AWR ‘poses MSC debt transfer risk to recruiters, clients’
Influencing temporary agency workers to use personal service companies as a way to avoid now in-force equal treatment rules could make recruitment and client companies liable under the MSC legislation, a contractor service provider claims.
Even company directors may face tax and national insurance demands under MSC debt transfer rules, if the taxman deems them to have directed or influenced a temp to a limited company in attempted avoidance of the AWR, Giant group warned.
The government says “simply putting earnings through a limited company would not in itself put individuals beyond” the AWR’s scope, but the group pointed out that officials also say that those who are genuinely in business on their own account should be.
However the “last thing” HM Revenue & Customs wants, particularly in the current climate, is to lose millions of pounds in tax and National Insurance payments through the AWR triggering a mass of incorporations.
Giant’s director Matthew Brown added: “[The Revenue] will therefore watch closely for contractors who are directed or influenced to operate through a PSC and challenge arrangements that it views as artificial”
“The tax and NI lost (due to dividends) is, on average, £10,000 per limited company per annum. Just 100 workers equates to a £1m ‘debt’ over one year, plus interest and up to 100% penalties, so the financial risks are very significant”.

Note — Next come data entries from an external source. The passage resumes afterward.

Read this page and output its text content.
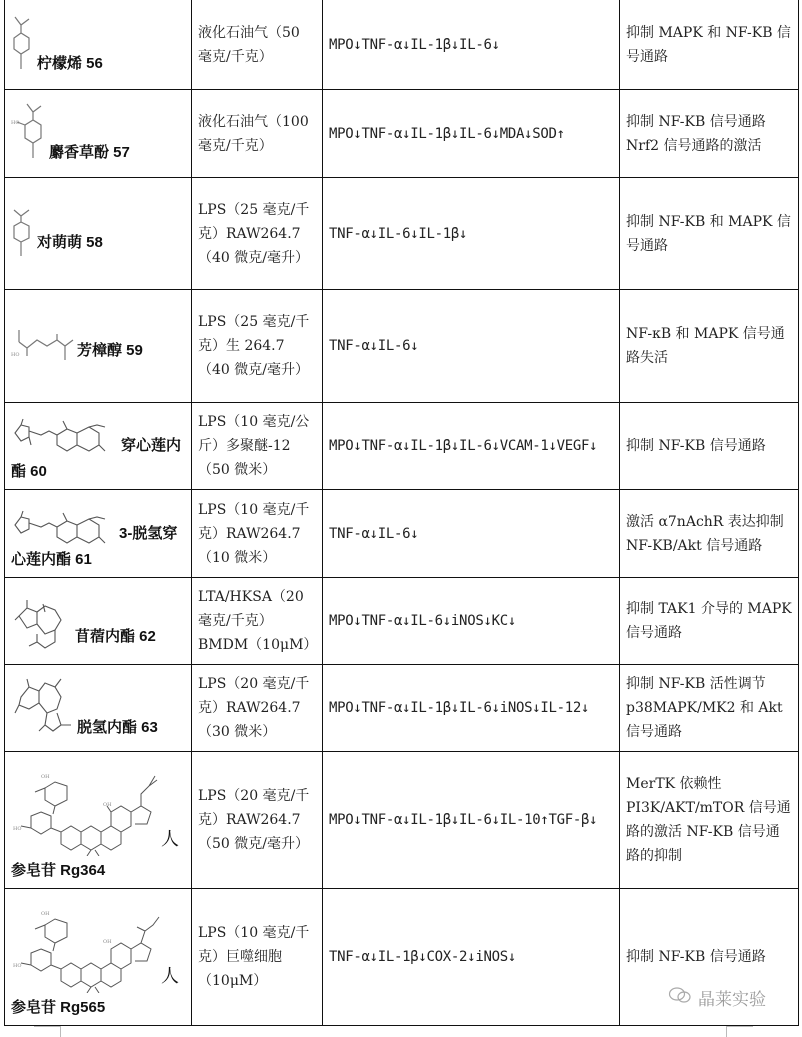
柠檬烯 56	液化石油气（50 毫克/千克）	MPO↓TNF-α↓IL-1β↓IL-6↓	抑制 MAPK 和 NF-ΚB 信号通路

HO
麝香草酚 57	液化石油气（100 毫克/千克）	MPO↓TNF-α↓IL-1β↓IL-6↓MDA↓SOD↑	抑制 NF-ΚB 信号通路 Nrf2 信号通路的激活

对萌萌 58	LPS（25 毫克/千克）RAW264.7（40 微克/毫升）	TNF-α↓IL-6↓IL-1β↓	抑制 NF-ΚB 和 MAPK 信号通路

HO 芳樟醇 59	LPS（25 毫克/千克）生 264.7（40 微克/毫升）	TNF-α↓IL-6↓	NF-κB 和 MAPK 信号通路失活

穿心莲内
酯 60	LPS（10 毫克/公斤）多聚醚-12（50 微米）	MPO↓TNF-α↓IL-1β↓IL-6↓VCAM-1↓VEGF↓	抑制 NF-ΚB 信号通路

3-脱氢穿
心莲内酯 61	LPS（10 毫克/千克）RAW264.7（10 微米）	TNF-α↓IL-6↓	激活 α7nAchR 表达抑制 NF-ΚB/Akt 信号通路

苜蓿内酯 62	LTA/HKSA（20 毫克/千克）BMDM（10μM）	MPO↓TNF-α↓IL-6↓iNOS↓KC↓	抑制 TAK1 介导的 MAPK 信号通路

脱氢内酯 63	LPS（20 毫克/千克）RAW264.7（30 微米）	MPO↓TNF-α↓IL-1β↓IL-6↓iNOS↓IL-12↓	抑制 NF-ΚB 活性调节 p38MAPK/MK2 和 Akt 信号通路

OH
OH
HO 人
参皂苷 Rg364	LPS（20 毫克/千克）RAW264.7（50 微克/毫升）	MPO↓TNF-α↓IL-1β↓IL-6↓IL-10↑TGF-β↓	MerTK 依赖性 PI3K/AKT/mTOR 信号通路的激活 NF-ΚB 信号通路的抑制

OH
OH
HO 人
参皂苷 Rg565	LPS（10 毫克/千克）巨噬细胞（10μM）	TNF-α↓IL-1β↓COX-2↓iNOS↓	抑制 NF-ΚB 信号通路
晶莱实验
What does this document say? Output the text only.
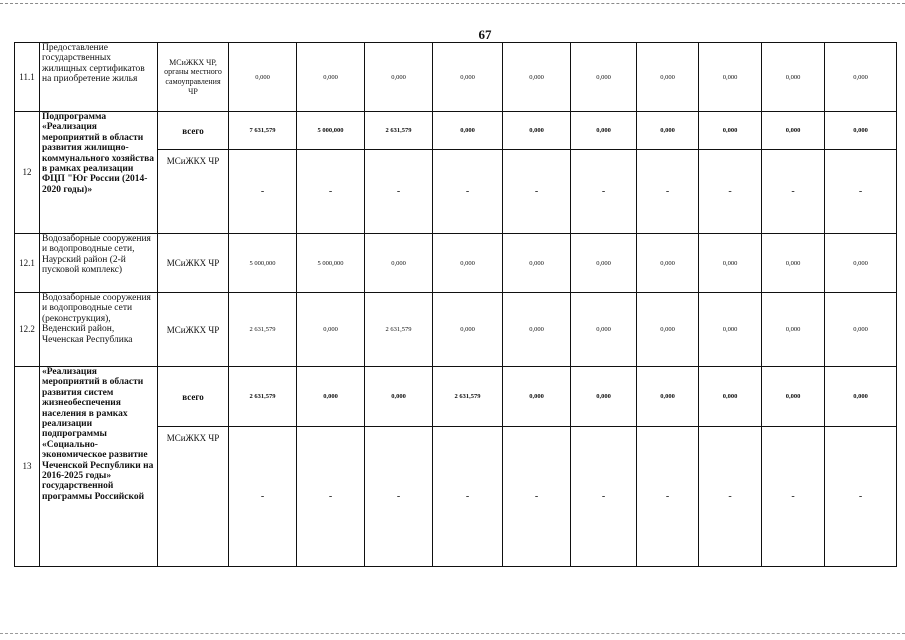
67
11.1	Предоставление государственных жилищных сертификатов на приобретение жилья	МСиЖКХ ЧР, органы местного самоуправления ЧР	0,000	0,000	0,000	0,000	0,000	0,000	0,000	0,000	0,000	0,000
12	Подпрограмма «Реализация мероприятий в области развития жилищно-коммунального хозяйства в рамках реализации ФЦП "Юг России (2014-2020 годы)»	всего	7 631,579	5 000,000	2 631,579	0,000	0,000	0,000	0,000	0,000	0,000	0,000
		МСиЖКХ ЧР	-	-	-	-	-	-	-	-	-	-
12.1	Водозаборные сооружения и водопроводные сети, Наурский район (2-й пусковой комплекс)	МСиЖКХ ЧР	5 000,000	5 000,000	0,000	0,000	0,000	0,000	0,000	0,000	0,000	0,000
12.2	Водозаборные сооружения и водопроводные сети (реконструкция), Веденский район, Чеченская Республика	МСиЖКХ ЧР	2 631,579	0,000	2 631,579	0,000	0,000	0,000	0,000	0,000	0,000	0,000
13	«Реализация мероприятий в области развития систем жизнеобеспечения населения в рамках реализации подпрограммы «Социально-экономическое развитие Чеченской Республики на 2016-2025 годы» государственной программы Российской	всего	2 631,579	0,000	0,000	2 631,579	0,000	0,000	0,000	0,000	0,000	0,000
		МСиЖКХ ЧР	-	-	-	-	-	-	-	-	-	-
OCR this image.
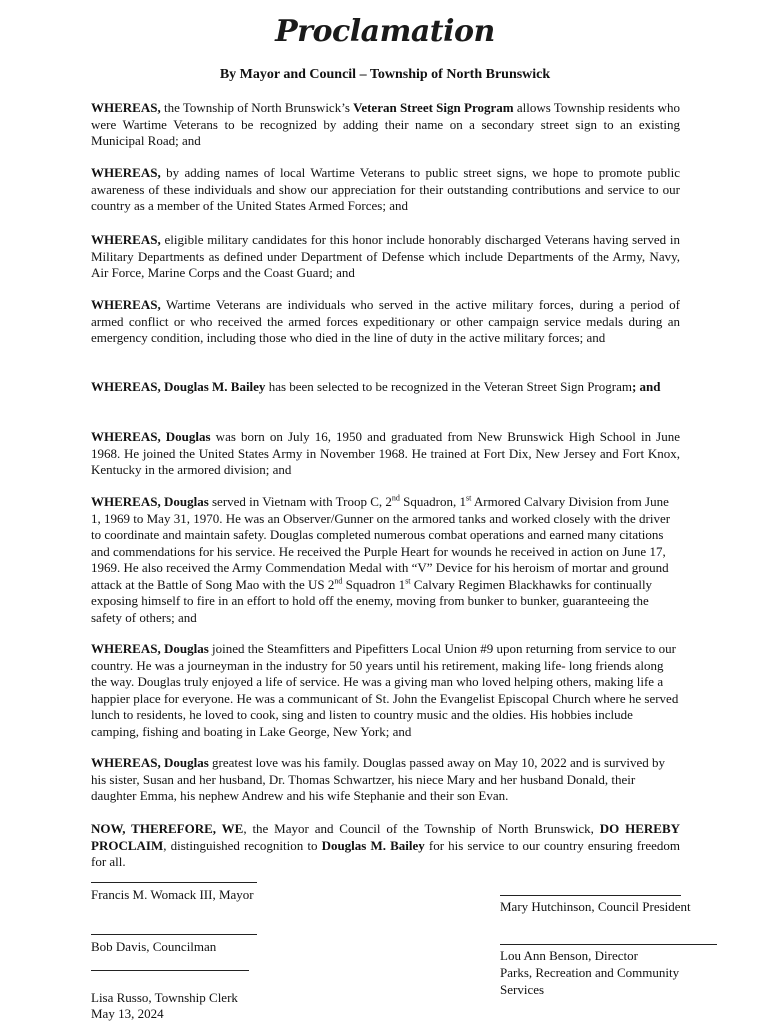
Proclamation
By Mayor and Council – Township of North Brunswick
WHEREAS, the Township of North Brunswick’s Veteran Street Sign Program allows Township residents who were Wartime Veterans to be recognized by adding their name on a secondary street sign to an existing Municipal Road; and
WHEREAS, by adding names of local Wartime Veterans to public street signs, we hope to promote public awareness of these individuals and show our appreciation for their outstanding contributions and service to our country as a member of the United States Armed Forces; and
WHEREAS, eligible military candidates for this honor include honorably discharged Veterans having served in Military Departments as defined under Department of Defense which include Departments of the Army, Navy, Air Force, Marine Corps and the Coast Guard; and
WHEREAS, Wartime Veterans are individuals who served in the active military forces, during a period of armed conflict or who received the armed forces expeditionary or other campaign service medals during an emergency condition, including those who died in the line of duty in the active military forces; and
WHEREAS, Douglas M. Bailey has been selected to be recognized in the Veteran Street Sign Program; and
WHEREAS, Douglas was born on July 16, 1950 and graduated from New Brunswick High School in June 1968. He joined the United States Army in November 1968. He trained at Fort Dix, New Jersey and Fort Knox, Kentucky in the armored division; and
WHEREAS, Douglas served in Vietnam with Troop C, 2nd Squadron, 1st Armored Calvary Division from June 1, 1969 to May 31, 1970. He was an Observer/Gunner on the armored tanks and worked closely with the driver to coordinate and maintain safety. Douglas completed numerous combat operations and earned many citations and commendations for his service. He received the Purple Heart for wounds he received in action on June 17, 1969. He also received the Army Commendation Medal with “V” Device for his heroism of mortar and ground attack at the Battle of Song Mao with the US 2nd Squadron 1st Calvary Regimen Blackhawks for continually exposing himself to fire in an effort to hold off the enemy, moving from bunker to bunker, guaranteeing the safety of others; and
WHEREAS, Douglas joined the Steamfitters and Pipefitters Local Union #9 upon returning from service to our country. He was a journeyman in the industry for 50 years until his retirement, making life- long friends along the way. Douglas truly enjoyed a life of service. He was a giving man who loved helping others, making life a happier place for everyone. He was a communicant of St. John the Evangelist Episcopal Church where he served lunch to residents, he loved to cook, sing and listen to country music and the oldies. His hobbies include camping, fishing and boating in Lake George, New York; and
WHEREAS, Douglas greatest love was his family. Douglas passed away on May 10, 2022 and is survived by his sister, Susan and her husband, Dr. Thomas Schwartzer, his niece Mary and her husband Donald, their daughter Emma, his nephew Andrew and his wife Stephanie and their son Evan.
NOW, THEREFORE, WE, the Mayor and Council of the Township of North Brunswick, DO HEREBY PROCLAIM, distinguished recognition to Douglas M. Bailey for his service to our country ensuring freedom for all.
Francis M. Womack III, Mayor
Bob Davis, Councilman
Lisa Russo, Township Clerk
May 13, 2024
Mary Hutchinson, Council President
Lou Ann Benson, Director
Parks, Recreation and Community Services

Perhaps more concerning for all parties in an MSC’s contractual chain, is the rate at which HMRC compliance activity against suspected MSCs is increasing.
Pointing to official figures it has seen, Giant said the number of HMRC reviews under the MSC legislation conducted in 2010-11 was up 71% on the previous tax year, with140 formal transfer of debt notices issued in the last year alone.
The tax authority was not able to comment on the dataset at the time of writing, but it did respond to CUK’s approach by issuing some fresh guidance on the application of the debt transfer rules. But agencies (and clients) can take some reassurance from the fact that the rules come into play only in specific circumstances.
Namely - where there is an MSC; an MSC provider – ‘someone in the business of promoting or facilitating the use of companies to provide the services of individuals’, and where the MSC provider is “involved” with that MSC.
“If there is no-one else involved, [so no MSC provider involved with the company] and if all the agency is doing is ‘carrying on a business consisting only of placing individuals’… then I cannot see that the regulations apply,” argued Roger Sinclair, of legal advisory egos.
“I [also] don't see that incidentally encouraging a contractor to 'use' a company in the hope that doing so will avoid AWR - which it won't anyway, if that is the only thing that is different - exposes the agency to debt transfer risks.”
Where it does emerge, a Managed Service Company ’debt’ is the difference between what the company and worker would have paid in tax and NI if all the earnings had been subject to employment PAYE taxes and, what they did pay through their own limited company.
More positively, if the contractor already owns their own limited company upon joining the agency, then such an action serves to protect the agency from the transfer of MSC debts, HMRC has said.
Still, if irrecoverable from the contractor within three months, Giant reminded that the MSC’s debt could be transferred to any other party in the contractual chain.
So, eventually, that means a recruitment business and/or its directors - personally, assuming the agency directly or indirectly encouraged the provision of the worker’s services through the MSC.
Mr Sinclair reflected: “If someone else is carrying on the business of an MSC provider – and there is an agency that ‘directly or indirectly encouraged or was actively involved in the provision by the MSC of the services of an individual,’ then there may be a problem [for the agency under the transfer of debt rules].”
In his alert to agencies, Mr Brown preferred: “Agencies need to be very careful if they are thinking about advising contractors to use a PSC as a way of avoiding AWR. [But] it is easy for recruiters to comply with AWR.
“You simply have to ask the hirer two questions. If the temporary worker was employed by you, what would be their salary (overtime and bonus, if any), and days of holiday entitlement?”